Scotland risks a “race to the bottom” in the quality of legal representation for people accused of serious crimes, and in civil cases where basic rights are at stake, without urgent action to improve the legal aid system, the Faculty of Advocates claimed today.

Publishing its written evidence to the Independent Review of Legal Aid, commissioned by the Scottish Government and chaired by Martyn Evans, Faculty said that criminal legal aid might not be a “vote winner”, but it was fundamental in a democratic society and allowed the poorest and most vulnerable to be represented by highly skilled advocates.

With civil claims, it maintained, "Without our assistance, vulnerable members of society would be facing serious personal and social issues without the benefit of skilled advice and representation.”

In criminal cases, Faculty claims, that representation is under threat. In real terms, payment for legal aid work had fallen significantly in the last decade.

"The new fee structure, established in 2006, was intended to undergo triennial review, but this has not occurred to date, in the face of continuing budgetary constraints”, Faculty states in its paper.

“Unless this matter is addressed with urgency, the consequence over time will be a diminution in the quality of representation generally and, potentially, the eventual disappearance of advocates as pleaders in the most serious cases. No one can take any pride in presiding over a ‘race to the bottom’… the standard of representation is high but will only remain so if the commitment to support that representation is maintained and financial arrangements are improved."

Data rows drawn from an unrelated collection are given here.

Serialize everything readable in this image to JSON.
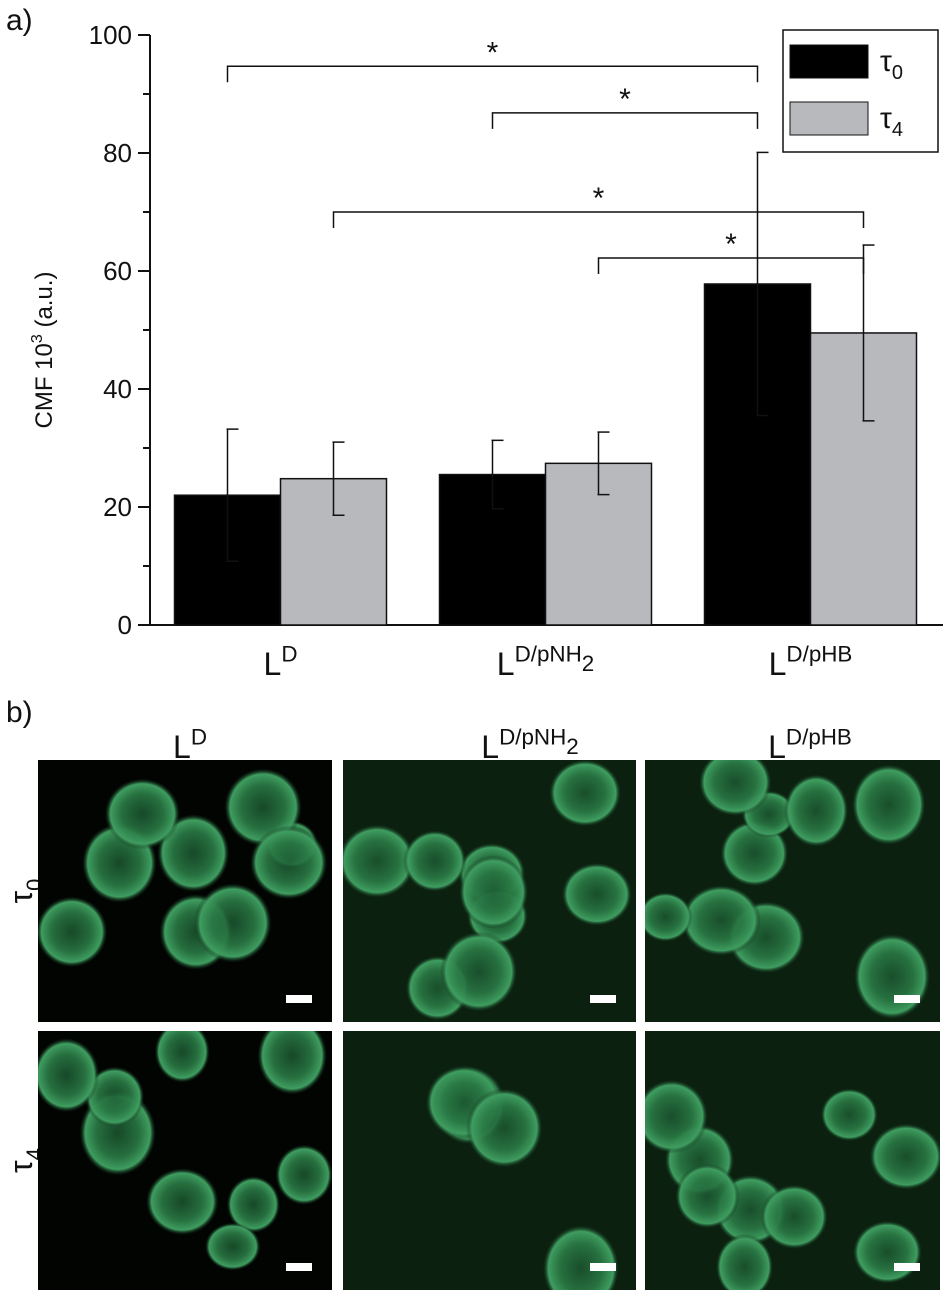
{
  "chart_data": {
    "type": "bar",
    "panel_label": "a)",
    "y_label": {
      "text": "CMF  10",
      "superscript": "3",
      "suffix": " (a.u.)"
    },
    "categories": [
      {
        "base": "L",
        "sup": "D"
      },
      {
        "base": "L",
        "sup": "D/pNH",
        "sup_sub": "2"
      },
      {
        "base": "L",
        "sup": "D/pHB"
      }
    ],
    "series": [
      {
        "name": "τ",
        "name_sub": "0",
        "color": "#000000",
        "values": [
          22,
          25.5,
          57.8
        ],
        "errors": [
          11.2,
          5.8,
          22.3
        ]
      },
      {
        "name": "τ",
        "name_sub": "4",
        "color": "#b8b9bd",
        "values": [
          24.8,
          27.4,
          49.5
        ],
        "errors": [
          6.2,
          5.3,
          14.9
        ]
      }
    ],
    "ylim": [
      0,
      100
    ],
    "yticks": [
      0,
      20,
      40,
      60,
      80,
      100
    ],
    "minor_yticks": [
      10,
      30,
      50,
      70,
      90
    ],
    "legend": "upper right",
    "brackets": [
      {
        "label": "*",
        "y": 94.7,
        "from_category": 0,
        "from_series": 0,
        "to_category": 2,
        "to_series": 0
      },
      {
        "label": "*",
        "y": 86.8,
        "from_category": 1,
        "from_series": 0,
        "to_category": 2,
        "to_series": 0
      },
      {
        "label": "*",
        "y": 70,
        "from_category": 0,
        "from_series": 1,
        "to_category": 2,
        "to_series": 1
      },
      {
        "label": "*",
        "y": 62.2,
        "from_category": 1,
        "from_series": 1,
        "to_category": 2,
        "to_series": 1
      }
    ]
  },
  "image_panel": {
    "label": "b)",
    "columns": [
      {
        "base": "L",
        "sup": "D"
      },
      {
        "base": "L",
        "sup": "D/pNH",
        "sup_sub": "2"
      },
      {
        "base": "L",
        "sup": "D/pHB"
      }
    ],
    "rows": [
      {
        "base": "τ",
        "sub": "0"
      },
      {
        "base": "τ",
        "sub": "4"
      }
    ]
  }
}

According to the submission, junior counsel are now disinclined to seek appointment as Queen's Counsel because of the limiting of cases in which senior counsel is sanctioned. Further, "No proper and consistent remuneration has been allocated" for important preparatory work that is increasingly required, such as watching and listening to joint investigative interviews of child witnesses in controlled environments which will represent the entire evidence-in-chief of the witness.

“There is a strong ethos among advocates of ‘serving the public’ in the practice of criminal defence at the highest level. It is a service which should not be taken for granted.”

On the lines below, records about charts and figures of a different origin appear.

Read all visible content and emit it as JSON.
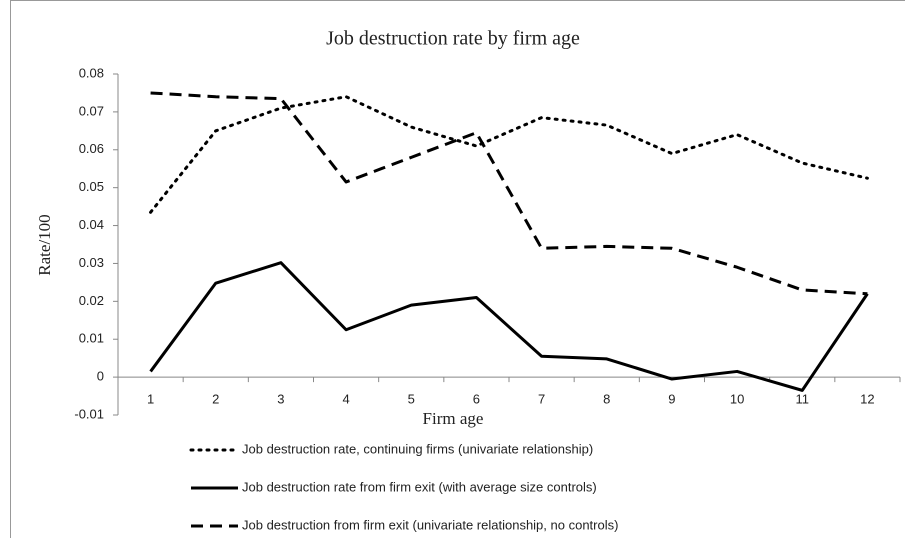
{
  "chart_data": {
    "type": "line",
    "title": "Job destruction rate by firm age",
    "x_label": "Firm age",
    "y_label": "Rate/100",
    "categories": [
      "1",
      "2",
      "3",
      "4",
      "5",
      "6",
      "7",
      "8",
      "9",
      "10",
      "11",
      "12"
    ],
    "ylim": [
      -0.01,
      0.08
    ],
    "yticks": [
      -0.01,
      0,
      0.01,
      0.02,
      0.03,
      0.04,
      0.05,
      0.06,
      0.07,
      0.08
    ],
    "grid": false,
    "legend": "bottom",
    "series": [
      {
        "name": "Job destruction rate, continuing firms (univariate relationship)",
        "color": "#000000",
        "line_style": "dotted",
        "values": [
          0.0435,
          0.065,
          0.071,
          0.074,
          0.066,
          0.061,
          0.0685,
          0.0665,
          0.059,
          0.064,
          0.0565,
          0.0525
        ]
      },
      {
        "name": "Job destruction rate from firm exit  (with average size controls)",
        "color": "#000000",
        "line_style": "solid",
        "values": [
          0.0015,
          0.0248,
          0.0302,
          0.0125,
          0.019,
          0.021,
          0.0055,
          0.0048,
          -0.0005,
          0.0015,
          -0.0035,
          0.022
        ]
      },
      {
        "name": "Job destruction from firm exit (univariate relationship, no controls)",
        "color": "#000000",
        "line_style": "dashed",
        "values": [
          0.075,
          0.074,
          0.0735,
          0.0515,
          0.058,
          0.0645,
          0.034,
          0.0345,
          0.034,
          0.029,
          0.023,
          0.022
        ]
      }
    ]
  }
}
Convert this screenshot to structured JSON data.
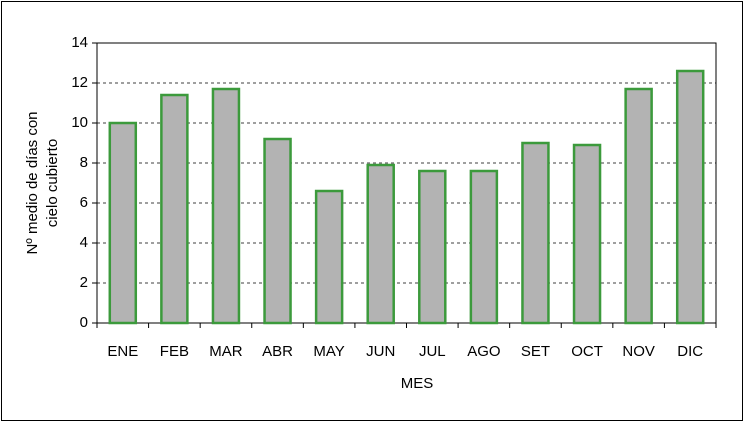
{
  "chart_data": {
    "type": "bar",
    "xlabel": "MES",
    "ylabel": [
      "Nº medio de días con",
      "cielo cubierto"
    ],
    "categories": [
      "ENE",
      "FEB",
      "MAR",
      "ABR",
      "MAY",
      "JUN",
      "JUL",
      "AGO",
      "SET",
      "OCT",
      "NOV",
      "DIC"
    ],
    "values": [
      10,
      11.4,
      11.7,
      9.2,
      6.6,
      7.9,
      7.6,
      7.6,
      9.0,
      8.9,
      11.7,
      12.6
    ],
    "color": "#b3b3b3",
    "edge_color": "#3c9a3c",
    "ylim": [
      0,
      14
    ],
    "yticks": [
      0,
      2,
      4,
      6,
      8,
      10,
      12,
      14
    ],
    "grid": true
  }
}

Generally, Faculty says it shares the Scottish Government’s objective in relation to legal aid of ensuring that rights were made effective for all members of Scottish society. But it argues that the system is inefficient, and while it appreciates the comtinued availability of legal aid on demand, the process of explaining why a case is complex or serious enough to justify the involvement of an advocate could be streamlined.

"It is also a source of frustration that the fee structure for legal aid does not always match the court process, leaving us justifying remuneration for work required by the court", the paper continues. "There is a disconnect between modern litigation, which is loaded towards advance preparation and settlement, and the legal aid remuneration structure which is geared towards appearance in court. A structure that placed greater weight on preparation and resolution would suit both litigants and advocates, and would reward efficiency."

It further observes: "The principles upon which the Scottish Legal Aid Board administers public funds to remunerate the legal representatives of litigants and persons accused of crimes are unquestionably sound. The way in which that function is carried out is often cumbersome and subject to delay."

Highlighting family law, it claims that there are problems with delays in granting legal aid, and in granting sanction for counsel and for experts. However, cases under the Hague Convention on child abduction are generally heard within six weeks, which shows that matters could be speeded up.

“We consider it is important that legal aid continues to be available for the instruction of counsel in all cases where the state seeks to ‘interfere’ in the family lives of socially vulnerable people, in order to ensure protection of one of the most basic human rights, the right to respect for family life", the paper continues.

More flexible arrangements are needed to keep payments in line with the "front loading" of court procedure – requiring early preparation in order to narrow the areas of dispute and possibly achieve a settlement – especially in child law and judicial review. Rewards are much greater in cases that go to proof. Similar considerations apply to work carried out under case management orders. 

But Faculty believes the system is capable of reform: “We would hope that the availability of legal aid in a wide range of cases will continue, and consider that if the system of legal aid is flexible enough to respond to changes in the way the law is practised (by, for example, the front loading of family cases) to ensure that counsel (and solicitors) are adequately remunerated for the work they do, then there remains much to commend the current system of legal aid.”